Again, on the net income basis, you will get deemed foreign credit of 80 percent of foreign tax. So, if the Indian tax is over 25 percent on those payments then there will be no excise tax back in the U.S. As long as India tax rate is more than 25 percent on those payments, under the House version, there should not be any extra tax. I don’t think we should jump to a conclusion immediately. I think we need to see how the whole legislation evolves.
How did you read the broad thrust of the U.S. tax code? And its effort to keep earnings and investments in the U.S.?
Rupak Saha: There is the general feeling that because of protectionist policies in the U.S,. or because of the current economy getting strengthened, because of a Trump administration in U.S. businesses in the U.S. has looked more inwards and see what more they can do in the U.S.
I think that will impact jurisdictions such as Singapore and other low tax jurisdictions which were getting a disproportionate share of U.S. investments compared to the market there. But where there are broad, stable markets in India, I am not sure that it will make a day and night difference to investment into the country. I refuse to buy that.
Maulik, do you see specific structures, industries being impacted more than others - like pharma, big KPOs or BPOs in India that some large U.S. companies have?
Maulik Doshi: Absolutely. If there is an excise tax and if the industry is opting for SEZ unit in India, then they don’t pay any tax in India, apart from minimum alternate tax (MAT). So, the overall tax cost will increase for these companies, be it pharma outsourcing, which is in research and development, or contract manufacturing or the IT, ITES space.

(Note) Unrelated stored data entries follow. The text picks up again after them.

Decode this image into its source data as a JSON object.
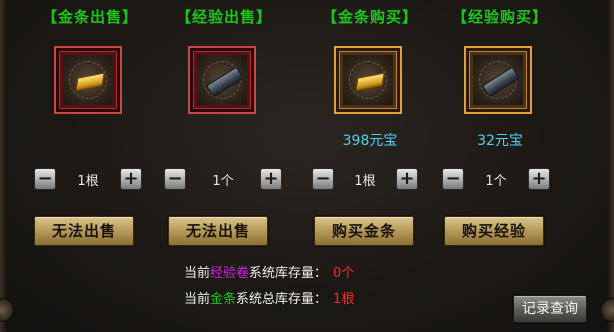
{
  "columns": [
    {
      "title": "【金条出售】",
      "item": "gold-bar",
      "frame": "red",
      "price": "",
      "quantity": "1根",
      "action": "无法出售"
    },
    {
      "title": "【经验出售】",
      "item": "scroll",
      "frame": "red",
      "price": "",
      "quantity": "1个",
      "action": "无法出售"
    },
    {
      "title": "【金条购买】",
      "item": "gold-bar",
      "frame": "gold",
      "price": "398元宝",
      "quantity": "1根",
      "action": "购买金条"
    },
    {
      "title": "【经验购买】",
      "item": "scroll",
      "frame": "gold",
      "price": "32元宝",
      "quantity": "1个",
      "action": "购买经验"
    }
  ],
  "stepper": {
    "minus": "−",
    "plus": "+"
  },
  "stock": {
    "exp": {
      "prefix": "当前",
      "name": "经验卷",
      "suffix": "系统库存量：",
      "value": "0个"
    },
    "gold": {
      "prefix": "当前",
      "name": "金条",
      "suffix": "系统总库存量：",
      "value": "1根"
    }
  },
  "log_button": "记录查询",
  "colors": {
    "title": "#19c619",
    "price": "#4ed0f0",
    "highlight_purple": "#d020e0",
    "highlight_red": "#ff2828"
  }
}
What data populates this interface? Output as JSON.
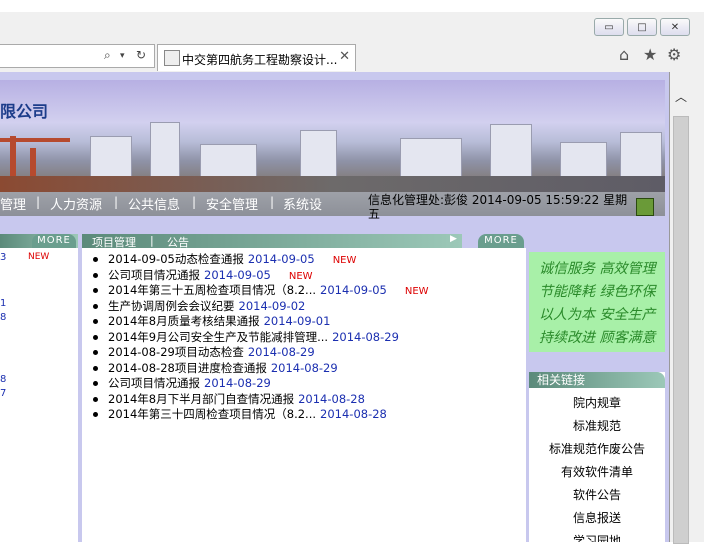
{
  "browser": {
    "tab_title": "中交第四航务工程勘察设计...",
    "address_icons": [
      "search-icon",
      "dropdown-icon",
      "refresh-icon"
    ],
    "window_buttons": [
      "minimize-icon",
      "maximize-icon",
      "close-icon"
    ],
    "toolbar_icons": [
      "home-icon",
      "star-icon",
      "gear-icon"
    ]
  },
  "banner": {
    "company_partial": "限公司"
  },
  "nav": {
    "items": [
      "管理",
      "人力资源",
      "公共信息",
      "安全管理",
      "系统设"
    ],
    "separator": "|",
    "info_text": "信息化管理处:彭俊 2014-09-05 15:59:22 星期五"
  },
  "left_panel": {
    "more": "MORE",
    "numbers": [
      "3",
      "1",
      "8",
      "8",
      "7"
    ],
    "new_badge": "NEW"
  },
  "main_panel": {
    "tabs": [
      "项目管理",
      "公告"
    ],
    "separator": "|",
    "more": "MORE",
    "items": [
      {
        "title": "2014-09-05动态检查通报",
        "date": "2014-09-05",
        "new": "NEW"
      },
      {
        "title": "公司项目情况通报",
        "date": "2014-09-05",
        "new": "NEW"
      },
      {
        "title": "2014年第三十五周检查项目情况（8.2...",
        "date": "2014-09-05",
        "new": "NEW"
      },
      {
        "title": "生产协调周例会会议纪要",
        "date": "2014-09-02",
        "new": ""
      },
      {
        "title": "2014年8月质量考核结果通报",
        "date": "2014-09-01",
        "new": ""
      },
      {
        "title": "2014年9月公司安全生产及节能减排管理...",
        "date": "2014-08-29",
        "new": ""
      },
      {
        "title": "2014-08-29项目动态检查",
        "date": "2014-08-29",
        "new": ""
      },
      {
        "title": "2014-08-28项目进度检查通报",
        "date": "2014-08-29",
        "new": ""
      },
      {
        "title": "公司项目情况通报",
        "date": "2014-08-29",
        "new": ""
      },
      {
        "title": "2014年8月下半月部门自查情况通报",
        "date": "2014-08-28",
        "new": ""
      },
      {
        "title": "2014年第三十四周检查项目情况（8.2...",
        "date": "2014-08-28",
        "new": ""
      }
    ]
  },
  "slogan": [
    "诚信服务 高效管理",
    "节能降耗 绿色环保",
    "以人为本 安全生产",
    "持续改进 顾客满意"
  ],
  "related_links": {
    "title": "相关链接",
    "items": [
      "院内规章",
      "标准规范",
      "标准规范作废公告",
      "有效软件清单",
      "软件公告",
      "信息报送",
      "学习园地"
    ]
  },
  "colors": {
    "link_blue": "#1b2fb0",
    "new_red": "#dd0000",
    "slogan_green": "#2a8a2a",
    "page_bg": "#c8c8ee"
  }
}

Till now, Indian IT companies having a subsidiary in the U.S. would treat the business as a cost-plus entity, and remunerate with a small mark up. With these dynamics, Indian multinationals will want to park their profits in the U.S. rather than bringing it back to India and tax it in India. So, the transferable mechanics in that model will change. It will impact the India-U.S. trade and the investments.
Rupak Saha: Until now, pushing debt leverage down into U.S. operations and getting the deduction for those has been a significant strategy for investors in the U.S. With the interest limitation rule, it will get impacted. How you deploy capital in the U.S., and whether there is need to restructure needs to be looked at. Some of those restructurings at the U.S. end and by India outbound businesses will come to the fray.